Mohammad Mosaed, a journalist with Shargh newspaper, rejected the privilege outright.
"This plan is an insult to journalists and people for me, and I won't use it," he wrote. "If we're going to lose, let's lose together."
The controversy deepened in 2019 when Azari Jahromi gave thousands of journalists free one-year internet packages, branded as the "President's Internet Gift to Journalists."
Many media professionals protested, arguing that free internet should be a universal right, not a privilege that compromises journalistic independence.
The white SIM card system accelerated during key political moments.
In the 2021 presidential election, 350 new cards were issued. By 2024, distribution intensified again, particularly during the conflict with Israel.

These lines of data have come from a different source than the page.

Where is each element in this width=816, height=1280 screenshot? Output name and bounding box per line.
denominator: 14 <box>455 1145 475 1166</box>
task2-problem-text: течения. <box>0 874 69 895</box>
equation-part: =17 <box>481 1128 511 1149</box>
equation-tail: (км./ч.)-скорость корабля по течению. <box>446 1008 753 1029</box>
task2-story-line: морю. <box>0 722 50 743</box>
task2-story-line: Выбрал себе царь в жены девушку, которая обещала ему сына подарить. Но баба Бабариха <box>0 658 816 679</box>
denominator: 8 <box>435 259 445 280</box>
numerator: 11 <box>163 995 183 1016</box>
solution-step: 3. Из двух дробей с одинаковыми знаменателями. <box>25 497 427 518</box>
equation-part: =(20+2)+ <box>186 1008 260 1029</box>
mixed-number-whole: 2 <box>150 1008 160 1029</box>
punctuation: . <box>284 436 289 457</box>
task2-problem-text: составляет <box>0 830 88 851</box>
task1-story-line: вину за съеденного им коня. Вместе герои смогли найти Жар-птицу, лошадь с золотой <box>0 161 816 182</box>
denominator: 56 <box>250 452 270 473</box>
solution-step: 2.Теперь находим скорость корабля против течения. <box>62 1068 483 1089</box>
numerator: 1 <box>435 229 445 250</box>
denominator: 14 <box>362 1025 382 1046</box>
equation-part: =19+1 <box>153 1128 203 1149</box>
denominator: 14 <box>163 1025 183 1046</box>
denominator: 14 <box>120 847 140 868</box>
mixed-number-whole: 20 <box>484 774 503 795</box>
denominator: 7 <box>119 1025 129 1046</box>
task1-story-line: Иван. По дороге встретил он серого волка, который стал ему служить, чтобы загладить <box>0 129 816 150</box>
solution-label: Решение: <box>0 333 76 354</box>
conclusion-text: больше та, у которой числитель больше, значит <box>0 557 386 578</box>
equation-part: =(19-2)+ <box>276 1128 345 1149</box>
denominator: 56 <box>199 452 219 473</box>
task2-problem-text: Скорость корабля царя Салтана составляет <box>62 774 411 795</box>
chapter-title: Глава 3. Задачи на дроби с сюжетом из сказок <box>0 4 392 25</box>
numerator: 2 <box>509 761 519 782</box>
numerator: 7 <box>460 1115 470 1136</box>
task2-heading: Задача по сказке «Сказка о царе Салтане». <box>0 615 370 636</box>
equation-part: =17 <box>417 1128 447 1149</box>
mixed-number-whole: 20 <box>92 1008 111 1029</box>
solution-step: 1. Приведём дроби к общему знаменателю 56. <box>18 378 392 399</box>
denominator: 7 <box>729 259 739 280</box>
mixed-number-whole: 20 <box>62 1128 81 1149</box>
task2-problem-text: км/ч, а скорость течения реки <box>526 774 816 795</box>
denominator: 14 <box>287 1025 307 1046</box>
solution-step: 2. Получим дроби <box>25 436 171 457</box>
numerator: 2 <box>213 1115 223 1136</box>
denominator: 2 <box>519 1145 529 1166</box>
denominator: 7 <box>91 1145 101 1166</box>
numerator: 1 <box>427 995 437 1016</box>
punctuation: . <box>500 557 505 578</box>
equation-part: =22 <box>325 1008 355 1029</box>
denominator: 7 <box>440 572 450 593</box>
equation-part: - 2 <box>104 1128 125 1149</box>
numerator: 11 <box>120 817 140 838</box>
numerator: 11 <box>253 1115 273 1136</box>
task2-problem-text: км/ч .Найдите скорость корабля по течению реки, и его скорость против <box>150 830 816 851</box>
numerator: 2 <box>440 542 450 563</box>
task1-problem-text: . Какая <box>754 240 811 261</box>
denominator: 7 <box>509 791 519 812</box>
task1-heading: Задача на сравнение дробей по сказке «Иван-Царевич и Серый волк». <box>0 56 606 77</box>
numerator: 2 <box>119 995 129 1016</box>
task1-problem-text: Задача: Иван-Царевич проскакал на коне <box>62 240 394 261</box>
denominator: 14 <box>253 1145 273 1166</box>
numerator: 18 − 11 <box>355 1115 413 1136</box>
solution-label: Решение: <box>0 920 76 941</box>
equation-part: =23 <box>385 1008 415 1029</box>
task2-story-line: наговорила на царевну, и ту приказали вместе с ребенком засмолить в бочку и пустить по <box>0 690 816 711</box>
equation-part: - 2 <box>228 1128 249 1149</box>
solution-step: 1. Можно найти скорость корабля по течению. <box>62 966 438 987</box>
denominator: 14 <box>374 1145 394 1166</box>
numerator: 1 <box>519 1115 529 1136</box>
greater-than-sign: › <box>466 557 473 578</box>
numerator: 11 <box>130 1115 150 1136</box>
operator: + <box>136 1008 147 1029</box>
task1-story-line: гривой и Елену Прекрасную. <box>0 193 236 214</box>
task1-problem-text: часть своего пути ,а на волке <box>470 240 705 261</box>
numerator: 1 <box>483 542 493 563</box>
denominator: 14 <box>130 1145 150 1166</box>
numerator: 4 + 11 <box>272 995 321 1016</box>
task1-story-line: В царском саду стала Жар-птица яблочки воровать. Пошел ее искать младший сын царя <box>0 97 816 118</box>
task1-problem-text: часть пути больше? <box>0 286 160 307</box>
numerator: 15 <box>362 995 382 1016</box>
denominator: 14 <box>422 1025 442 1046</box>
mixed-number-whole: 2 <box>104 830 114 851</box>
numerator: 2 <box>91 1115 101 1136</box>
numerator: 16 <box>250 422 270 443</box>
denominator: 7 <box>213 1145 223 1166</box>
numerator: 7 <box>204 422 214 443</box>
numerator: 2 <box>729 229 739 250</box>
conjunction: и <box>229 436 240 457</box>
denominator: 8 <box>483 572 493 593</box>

The 12-day war period marked the peak of distribution. Some recipients say their SIM cards were activated without their knowledge. Others describe more direct recruitment efforts.
A detainee from the 2022 protests told IranWire that during the war, his interrogator contacted him, requesting that he defend Iran online.
When he said he did not have internet access, the interrogator responded, "If you want, we'll whitelist it for you."
The expansion revealed that white SIM cards served purposes beyond journalistic access.
Among the exposed accounts were eulogists, the Islamic Republic's propaganda figures, and accounts engaged in destroying critics.
The geographic diversity of supposedly opposition accounts - monarchist pages, separatist groups, and accounts attacking activists - all operating from inside Iran with government-approved access.
Digital rights activists say this demonstrates that white SIM cards function as tools for engineering political space and controlling narratives, creating what some call "controlled opposition" to shape online discourse while maintaining the appearance of debate.
Public anger intensified as the names behind "Iran" locations emerged.
They included not just journalists like Abbas Abdi, Sina Rahimpour, and Fereshteh Sadeghi, but politicians, including Abbas Akhundi, Mohammad Mehdi Mirbagheri, and Javad Zarif, Iran's former foreign minister.
Media figures such as Mehdi Kharatian, Reza Rashidpour, and Farhad Fathi also appeared on the list.
So did Saeed Jalili, who has publicly defended internet filtering while apparently accessing the internet without filters himself.